Hier würde ich einem TA nicht gleich Fusch unterstellen. FIP ist eine sehr verbreitete Erkrankung die genau mit diesen Symptomen einher geht und nicht heilbar ist. Ein Tier mit FIP-Verdacht sollte (je nach Zustand) eingeschläfert werden. Ich kenne die genau Diagnosestellung nicht aber für mich klingt das erstmal nach einem FIP-Verdacht. Und eine vereiterte Bauchfellentzündung kann auch nicht jeder TA behandeln und da es eine schwerwiegende Erkrankung mit langem, schwierigen Verlauf und hohem Leidensdruck für das Tier ist finde ich es nicht verwerflich das es TAs gibt die dann eher zur Eutha raten.
Natürlich nachdem alle Optionen besprochen wurden.

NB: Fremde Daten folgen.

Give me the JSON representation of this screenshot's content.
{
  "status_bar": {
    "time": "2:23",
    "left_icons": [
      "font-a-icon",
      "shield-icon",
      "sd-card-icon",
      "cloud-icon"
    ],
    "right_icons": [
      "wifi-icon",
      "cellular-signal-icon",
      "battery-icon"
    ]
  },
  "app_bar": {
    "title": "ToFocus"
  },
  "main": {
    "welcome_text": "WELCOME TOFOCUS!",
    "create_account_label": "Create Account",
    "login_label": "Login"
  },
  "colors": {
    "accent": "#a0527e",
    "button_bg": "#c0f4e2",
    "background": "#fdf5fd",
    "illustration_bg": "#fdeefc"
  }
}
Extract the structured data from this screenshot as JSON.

Versteht mich nicht falsch, ich möchte niemanden in Schutz nehmen aber ich finde es auch nicht gut wenn pauschal alles verurteilt wird und jeder Behandlungsschritt eines Tierarztes verteufelt wird wenn er nicht ins eigene Weltbild passt.
Ich habe in meiner Zeit in der Praxis sehr viel Fusch gesehen, man muss als Helfer daneben stehen und den Mund halten auch wenn offensichtlich falsch behandelt wird oder falsch beraten wird. Gerät man an gute Tierärzte dann erfragen sie die Stärken der Helfer und überlassen Beratungen zu bestimmten Fachgebieten eher der Assistenz. So bekam ich eine eigene Beratungssprechstunde zu Ernährungswiesen und Heimtierhaltung. Aber auch nur in einer einzgen Praxis, denn es ist kein Geheimniss das viele Tierärzte einen gewissen Gottkomplex haben und immer tun als ob sie alles wissen.

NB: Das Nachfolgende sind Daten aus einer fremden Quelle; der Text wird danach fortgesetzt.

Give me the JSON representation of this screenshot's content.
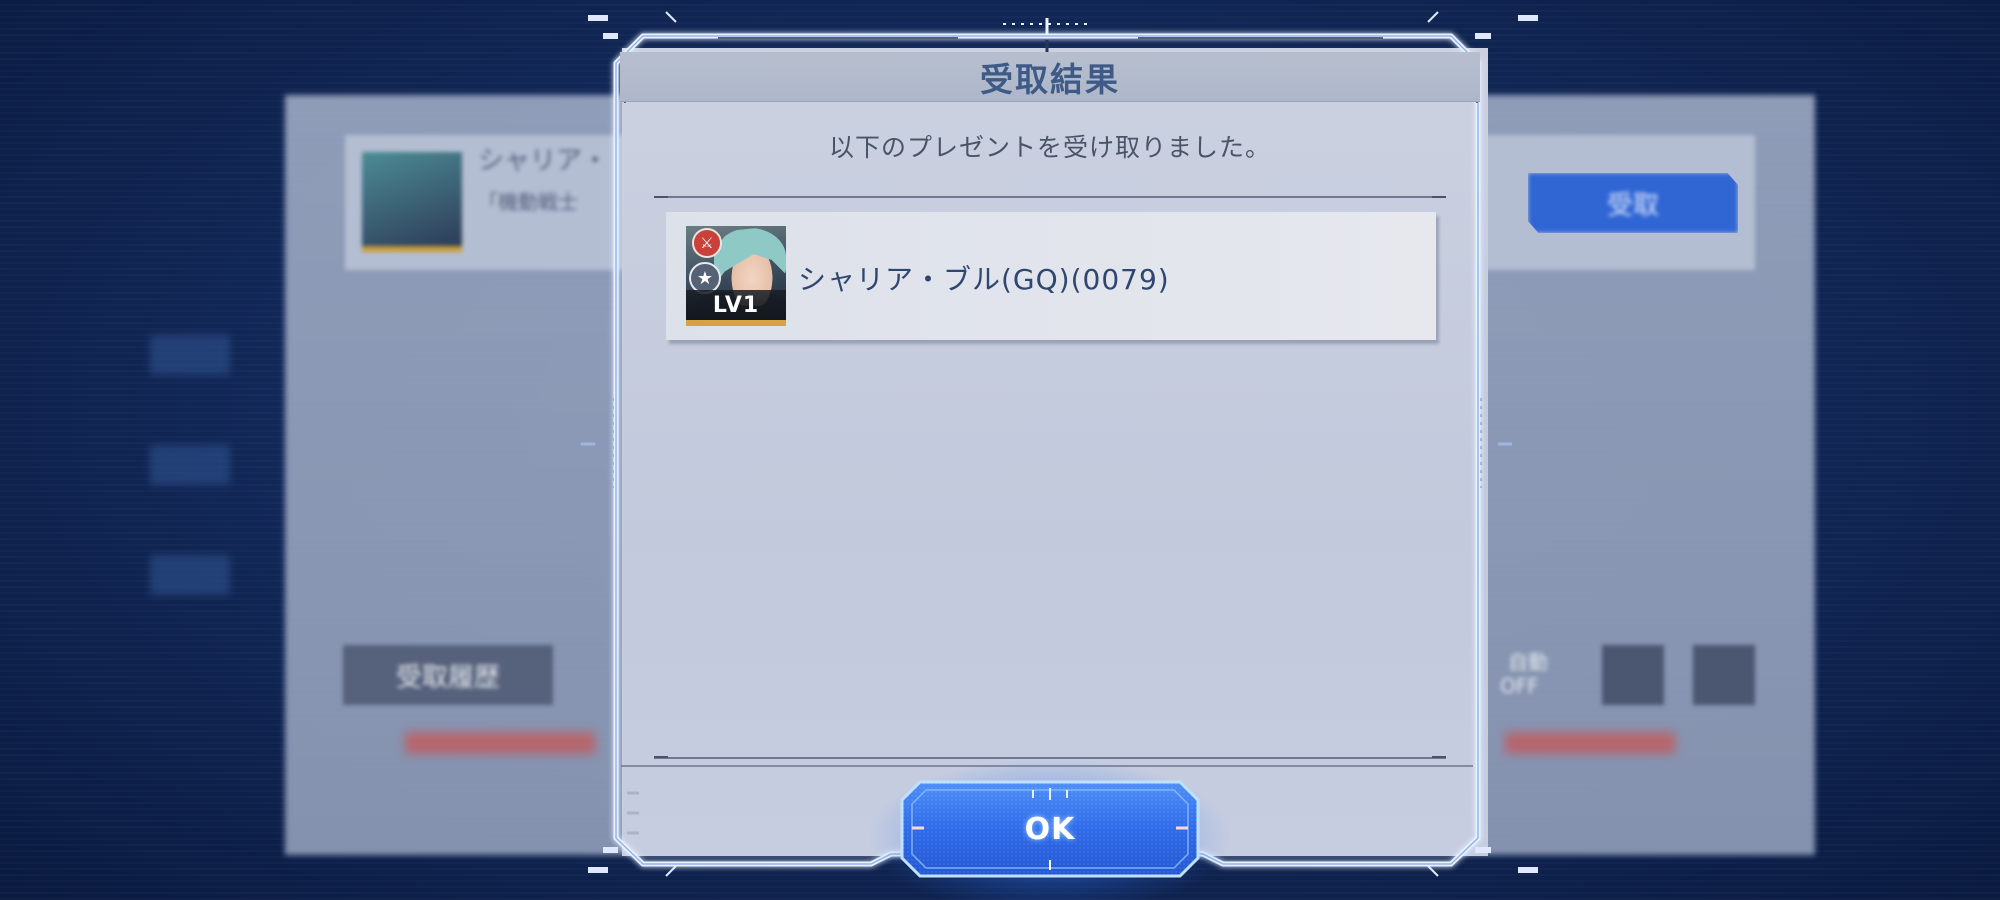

Die Wahl des Tierarztes ist für den Laien sehr schwierig, die Kompetenz abzuschätzen erfordert schon ein gewisses Maß an Erfahrung und auch Eigenrecherche kann sinnvoll sein. Was nicht gut tut ist sich durch Foren zu wühlen , sich Diagnosen herauszusuchen und jeden TA für inkompetent zu erklären der nicht der eigens recherchierten Meinung zustimmt. Das ist nicht gesund und hilft niemandem.

Ich selbst gehe zu verschiedenen TAs, jeder hat seine Stärken und mit jedem habe ich schon zusammengearbeitet. Ich weis also genau wie diese TAs arbeiten.

Es gibt viel schlimmes, und ich habe auch schon mehr als genug davon gesehen, niemals würde ich eines meiner Tier stationär in einer klinik belassen. Der Umgang mit kranken teils unwilligen Tieren kann haarsträubend sein, man halte sich vor Augen wie unterbezahltes, überarbeitetes, gestresstes Personal mit verängstigten Tieren umgeht.
Ich habe einmal ein Probearbeiten abgebrochen als der TA selbst körperliche Gewalt gegenüber einem ängstlichen Hund anwendete. Nachfolgende Gespräche mit den anderen Helferinnen ergaben das das nur die Spitze des Eisberges war...

Viele Tierärzte verdienen schlecht und arbeiten zu viel, selbstständige leiden unter Existenzängsten denn jeden Mädchen das gern "Wendy" liest studiert irgendwann Tiermedizin.  Was Nager und Kaninchen angeht ist die Ausbildung mieserabel, im ersten Lehrjahr wusste ich weit mehr als die fertig studierten über Meerschweinchen, Einzelhaltung (damit sie schön zahm werden), die Eignung als Kinderspielzeug und die Fütterung von ausschließlich Heu und Wasser sind eine verbreitete Einstellung zum Tier.
Zur Fütterungsempfehlung kommt noch der nicht unerhebliche Einfluss der Futtermittelindustrie, fragt man einen TA danach was Katzen sind wird er klar antworten "Fleischfresser", fragt man ihn was das beste Futter ist werden Trockenfutter der Riesen Hills, Royal Canin und Eukanuba empfohlen die hauptsächlich aus Getreide bestehen.
Was Nager und Kaninchen angeht regiert Bunny den Markt, die einigen Seminare für Helferinnen sind von Bunny gestützt, man kann sogar ein Wochenende lang ins Zentrum fahren und dort die Akademie besuchen, dort wird ausdrücklich nur Bunny-Futter propagiert und nebenbei noch Kaninhop als "tolle Beschäftigung" vorgestellt.
Ich habe beides mitgemacht und kann nur sagen....die können nichts dafür. Es wird ihnen nichts anderes beigebracht.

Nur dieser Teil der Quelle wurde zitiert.